# Accusative case and prepositions



## DareRyan

With the accusitive case and the preposition in is it rendered as into rather than just in...

I.E. "Ambulabit in silvas" is "He will walk into the woods" or rather is its meaning more like "Ambulabit in silvis" "He will walk in the woods." ?

Tibi gratias ago!


----------



## Whodunit

You definitely need the accusative here, because you used a verb of movement and a preposition which indicates a direction and not a condition. 

By the way, in order to make sense of your sentence, you have to consider the function both of the verb and of the preposition demanding the accusative.


----------



## DareRyan

Thanks! that's what I thought. So it is indeed "Ambulabit in silvas"?


----------



## Le Pamplemousse

Yes.  "Ambulabit in silvis" would mean "He will walk to the woods", not "in the woods".


----------



## DareRyan

Yes that's what I thought. He will walk in the would would be 

"Ambulabit intro silvis" Right?


----------



## Whodunit

DareRyan said:
			
		

> Yes that's what I thought.
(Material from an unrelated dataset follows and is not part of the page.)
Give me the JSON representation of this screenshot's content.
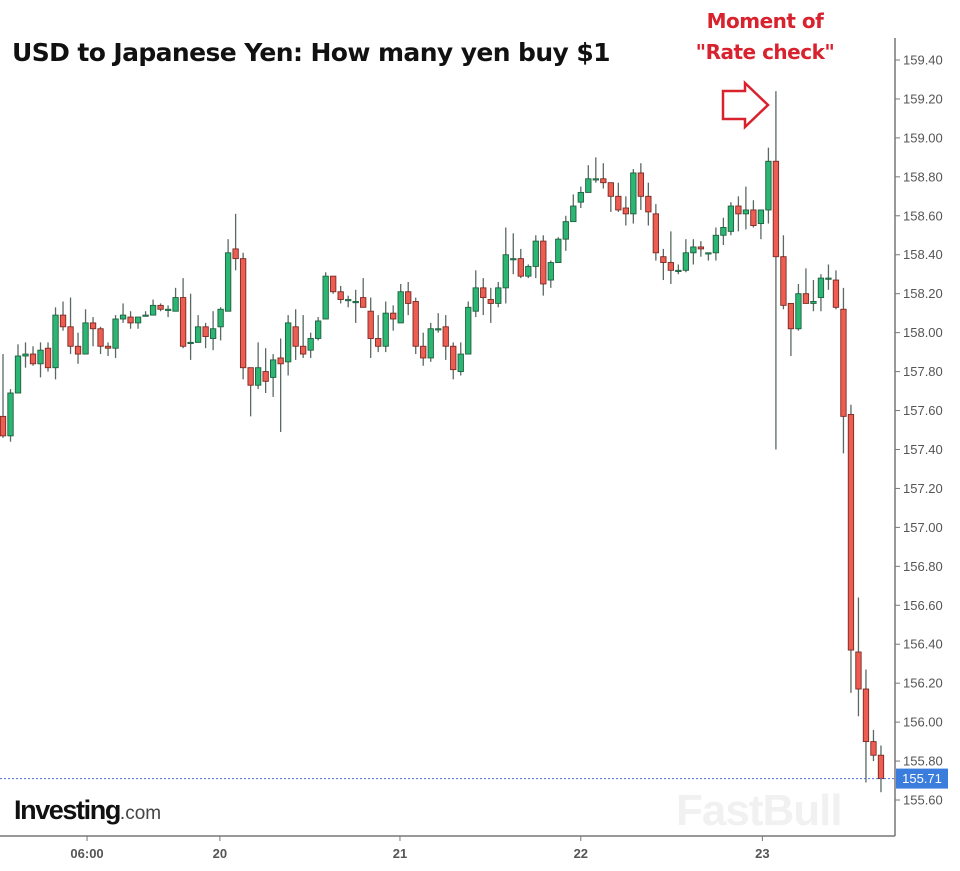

He will walk in the would would be
> 
> "Ambulabit intro silvis" Right?


 
Not necessarily. "Ambulabit in silvis" is ok to express the direction. 

Wood you please czech your spelling?


----------



## Le Pamplemousse

If you want him to penetrate the woods, use the accusative.  If he's just going to walk to the edge of the woods and stop, use the ablative.


----------